Marie Constantinesco is a French filmmaker and photographer. After qualifying as a lawyer in Paris, she moved to New York to attend the Graduate Film program at NYU Tisch School of the Arts. Recently featured in SHOOT’s New Directors Showcase, she created the web series My life in sourdough, which was part of the TriBeCa Film Festival and is currently in production for season 3, shooting this summer in Paris. She also directs commercials with Macguffin Films.
New York is home to glamorous restaurants and exalted chefs, but behind this scene is a world of food that is more culture than concept. 1 Minute Meal is a micro-documentary project about that world, where cooks and diners do whatever it takes to keep their own piece of the city alive. The mission of these stories is to alter every viewer’s perception of what a New York face looks like, by going deeper and farther than the 30% of Manhattan and 10% of Brooklyn being sold to the rest of the world as the culture of NYC.
James Boo is an award-winning filmmaker and multimedia journalist based in Brooklyn. His first documentary feature, Nothing With Something: Death of a Diner, recently left the festival circuit and is currently seeking a new home.

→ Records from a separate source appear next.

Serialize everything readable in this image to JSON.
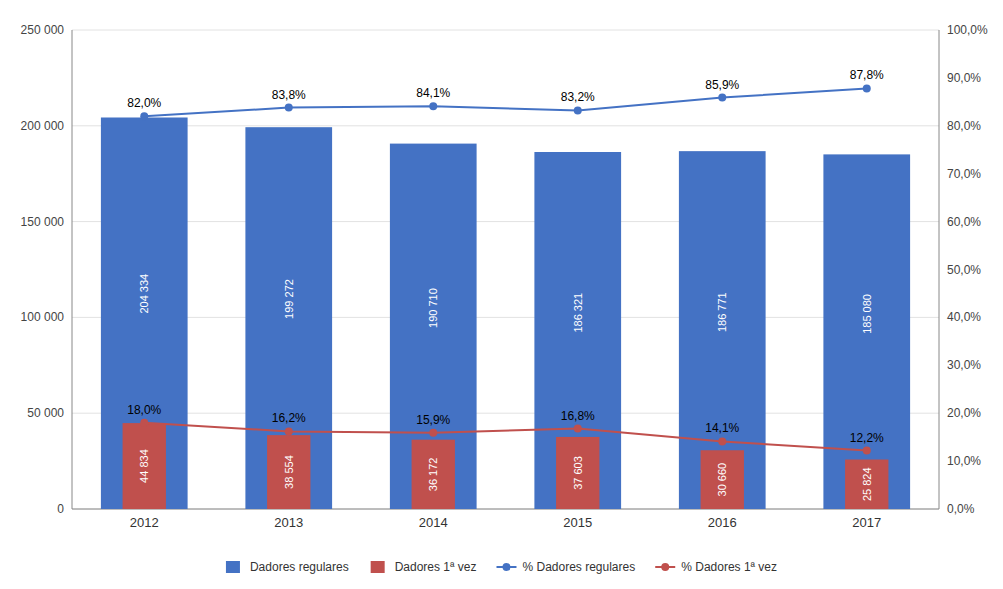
{
  "chart_data": {
    "type": "bar",
    "categories": [
      "2012",
      "2013",
      "2014",
      "2015",
      "2016",
      "2017"
    ],
    "series": [
      {
        "name": "Dadores regulares",
        "type": "bar",
        "color": "#4472C4",
        "values": [
          204334,
          199272,
          190710,
          186321,
          186771,
          185080
        ],
        "value_labels": [
          "204 334",
          "199 272",
          "190 710",
          "186 321",
          "186 771",
          "185 080"
        ]
      },
      {
        "name": "Dadores 1ª vez",
        "type": "bar",
        "color": "#C0504D",
        "values": [
          44834,
          38554,
          36172,
          37603,
          30660,
          25824
        ],
        "value_labels": [
          "44 834",
          "38 554",
          "36 172",
          "37 603",
          "30 660",
          "25 824"
        ]
      },
      {
        "name": "% Dadores regulares",
        "type": "line",
        "axis": "y2",
        "color": "#4472C4",
        "marker": "circle",
        "values": [
          0.82,
          0.838,
          0.841,
          0.832,
          0.859,
          0.878
        ],
        "value_labels": [
          "82,0%",
          "83,8%",
          "84,1%",
          "83,2%",
          "85,9%",
          "87,8%"
        ]
      },
      {
        "name": "% Dadores 1ª vez",
        "type": "line",
        "axis": "y2",
        "color": "#C0504D",
        "marker": "circle",
        "values": [
          0.18,
          0.162,
          0.159,
          0.168,
          0.141,
          0.122
        ],
        "value_labels": [
          "18,0%",
          "16,2%",
          "15,9%",
          "16,8%",
          "14,1%",
          "12,2%"
        ]
      }
    ],
    "ylim": [
      0,
      250000
    ],
    "yticks": [
      0,
      {
        "value": 50000,
        "label": "50 000"
      },
      {
        "value": 100000,
        "label": "100 000"
      },
      {
        "value": 150000,
        "label": "150 000"
      },
      {
        "value": 200000,
        "label": "200 000"
      },
      {
        "value": 250000,
        "label": "250 000"
      }
    ],
    "y2lim": [
      0.0,
      1.0
    ],
    "y2ticks": [
      {
        "value": 0.0,
        "label": "0,0%"
      },
      {
        "value": 0.1,
        "label": "10,0%"
      },
      {
        "value": 0.2,
        "label": "20,0%"
      },
      {
        "value": 0.3,
        "label": "30,0%"
      },
      {
        "value": 0.4,
        "label": "40,0%"
      },
      {
        "value": 0.5,
        "label": "50,0%"
      },
      {
        "value": 0.6,
        "label": "60,0%"
      },
      {
        "value": 0.7,
        "label": "70,0%"
      },
      {
        "value": 0.8,
        "label": "80,0%"
      },
      {
        "value": 0.9,
        "label": "90,0%"
      },
      {
        "value": 1.0,
        "label": "100,0%"
      }
    ],
    "grid": true,
    "data_labels": true,
    "legend": "bottom"
  }
}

The Fung Bros focus on Asian people and culture for most of their videos. This one features comedian Awkwafina, and follows her on a tour of New York’s Asian neighborhoods.
The team, a pair of Asian-American brothers who grew up having a strong passion for hip-hop, comedy, streetwear, food and basketball, first wanted to be NBA players, then they wanted to be rappers, then heading into college they thought they might become doctors and business consultants. As it turns out, they have a lot to say about the world, culture, people, systems, politics so instead they became comedians on YouTube. They believe in doing good work with a good message.